Boards sit at the apex of the organisation. Through their collective decision-making, directors take legal responsibility for the outcomes and the processes. And when things go seriously wrong, someone is sure to ask: “Where was the board?” (MacAvoy, 2003), as we can suspect that the directors of the UK Post Office have been doing. The directors of Fujitsu – the supplier of the faulty software the Post Office used, certainly have been. But at least some the individuals who sit on corporate boards – the so-called nonexecutives – sit outside the day-to-day flows of information required for evidence-based decision-making and separated from the insights to be gathered from the nuances of corporate culture. Moreover, many are only involved part-time with the business. That brings benefits, of course, but it also raises questions about their commitment to collective aims.
In the unitary boards common in Britain, where executives sit alongside the outside, nonexecutives, those executives are asked in law and codes of conduct to set internal allegiances aside when working on board business. That is, directors – especially but not only the nonexecutives – are liminal actors in the workings of corporations, neither inside nor outside. They perch on the threshold between the organisation and the outside world of shareholders and stakeholders. When important issues require decisions, how do these outside-insiders, or inside-outsiders decide, with what degree of commitment, and with what sense of purpose? Under these circumstances, in what ways is director stewardship likely to emerge?

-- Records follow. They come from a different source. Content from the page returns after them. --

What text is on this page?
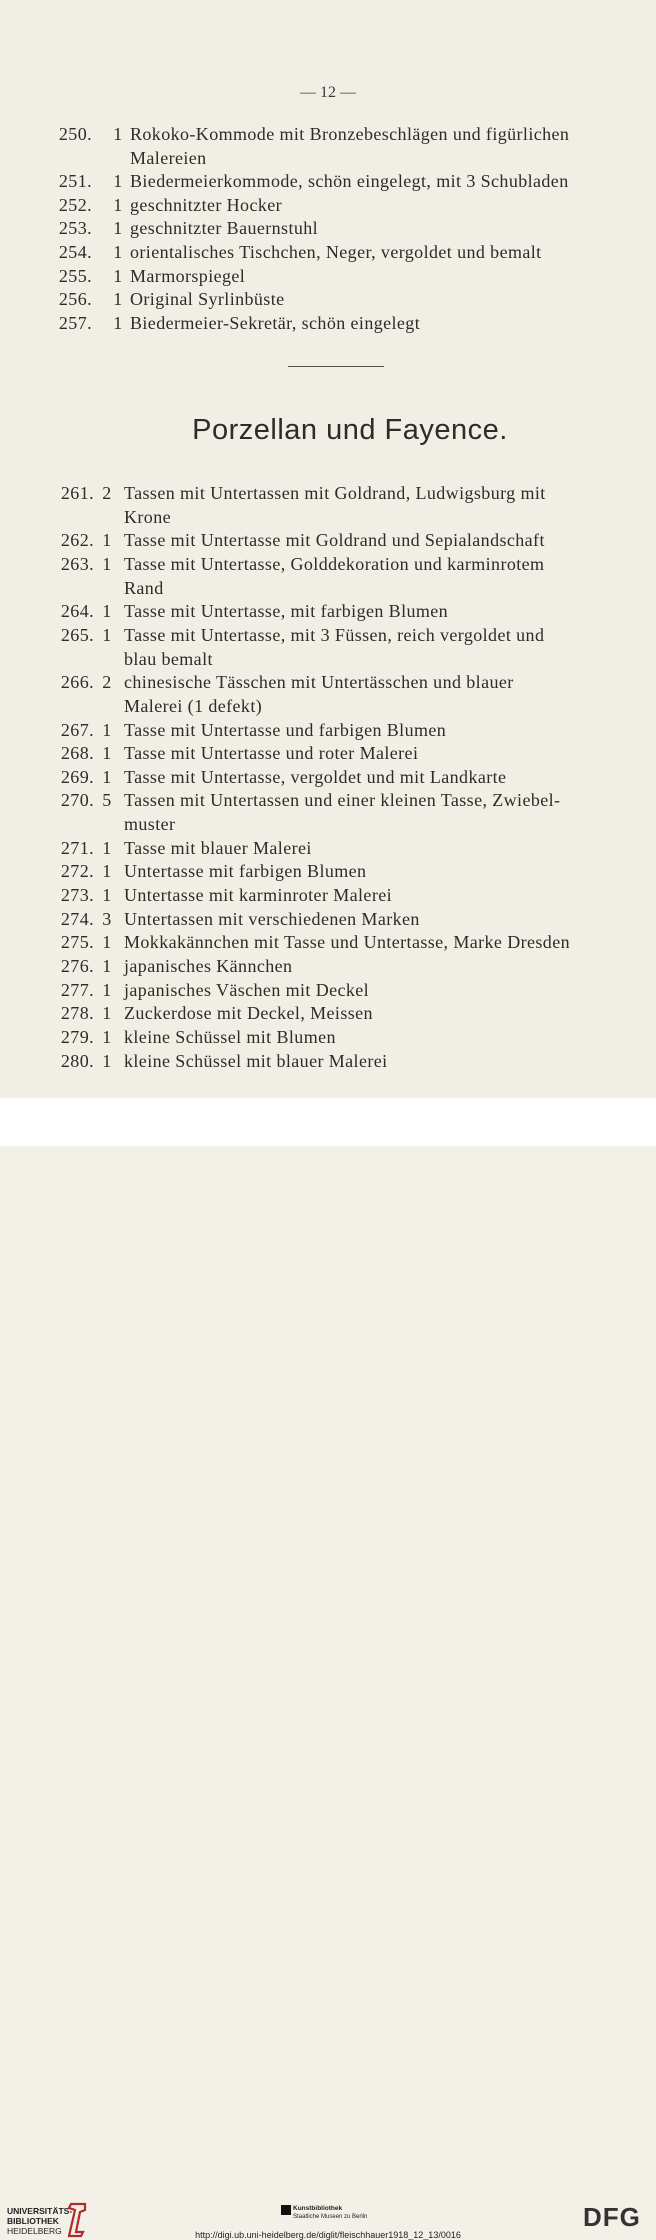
— 12 —
250. 1 Rokoko-Kommode mit Bronzebeschlägen und figürlichen
Malereien
251. 1 Biedermeierkommode, schön eingelegt, mit 3 Schubladen
252. 1 geschnitzter Hocker
253. 1 geschnitzter Bauernstuhl
254. 1 orientalisches Tischchen, Neger, vergoldet und bemalt
255. 1 Marmorspiegel
256. 1 Original Syrlinbüste
257. 1 Biedermeier-Sekretär, schön eingelegt
Porzellan und Fayence.
261. 2 Tassen mit Untertassen mit Goldrand, Ludwigsburg mit
Krone
262. 1 Tasse mit Untertasse mit Goldrand und Sepialandschaft
263. 1 Tasse mit Untertasse, Golddekoration und karminrotem
Rand
264. 1 Tasse mit Untertasse, mit farbigen Blumen
265. 1 Tasse mit Untertasse, mit 3 Füssen, reich vergoldet und
blau bemalt
266. 2 chinesische Tässchen mit Untertässchen und blauer
Malerei (1 defekt)
267. 1 Tasse mit Untertasse und farbigen Blumen
268. 1 Tasse mit Untertasse und roter Malerei
269. 1 Tasse mit Untertasse, vergoldet und mit Landkarte
270. 5 Tassen mit Untertassen und einer kleinen Tasse, Zwiebel-
muster
271. 1 Tasse mit blauer Malerei
272. 1 Untertasse mit farbigen Blumen
273. 1 Untertasse mit karminroter Malerei
274. 3 Untertassen mit verschiedenen Marken
275. 1 Mokkakännchen mit Tasse und Untertasse, Marke Dresden
276. 1 japanisches Kännchen
277. 1 japanisches Väschen mit Deckel
278. 1 Zuckerdose mit Deckel, Meissen
279. 1 kleine Schüssel mit Blumen
280. 1 kleine Schüssel mit blauer Malerei
UNIVERSITÄTS-
BIBLIOTHEK
HEIDELBERG
Kunstbibliothek
Staatliche Museen zu Berlin
http://digi.ub.uni-heidelberg.de/diglit/fleischhauer1918_12_13/0016
DFG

You could run a few thought-experiments to find a way through that thicket. Or you could read the ones I conducted in a paper written for a research handbook on decision-making on boards (Nordberg, 2022). One concerns deciding on a merger and the second dislodging an incumbent CEO. The third looks at whether to pay a dividend ahead of a major investment that requires new capital. The fourth comes when a crisis – let’s say a pandemic – disrupts the best laid plans. Those scenarios give us the tools to reflect on how to govern.
The argument that paper makes is not a manifesto to do away with structures and mechanisms of corporate governance. There is little doubt that governance of corporations – and indeed many other organisational forms – has become more thoughtful over the 30-odd years since the Cadbury Code restructured the work of boards. Instead, I argue that directors need to pay more attention to the paradoxes of being a director and the puzzle they create for directors when they make major decisions. Piecing together theoretical approaches and empirical evidence, the paper presents a tentative model of a path from liminality to psychological ownership that seems an antecedent of director stewardship.
The book that contains that exercise is behind a paywall, though many academic libraries have a copy. But you can find a manuscript of version of my chapter online.
[And, yes, I know the picture is a political cartoon, not a depiction of a corporate board of directors. But the boundaries between states, markets and corporations are becoming awfully blurred.]
MacAvoy, P. (2003). ‘Where Was the Board?’ Share Price Collapse and the Governance Crisis of 2000–2002. In P. MacAvoy & I. Millstein, The Recurrent Crisis In Corporate Governance (pp. 66-94). Basingstoke: Palgrave Macmillan.
Nordberg, D. (2022). Liminality, purpose, and psychological ownership: Board decision practices as a route to stewardship. In O. Marnet (Ed.), Research Handbook on Corporate Board Decision-Making (pp. 41-62). Cheltenham, Glos.: Edward Elgar.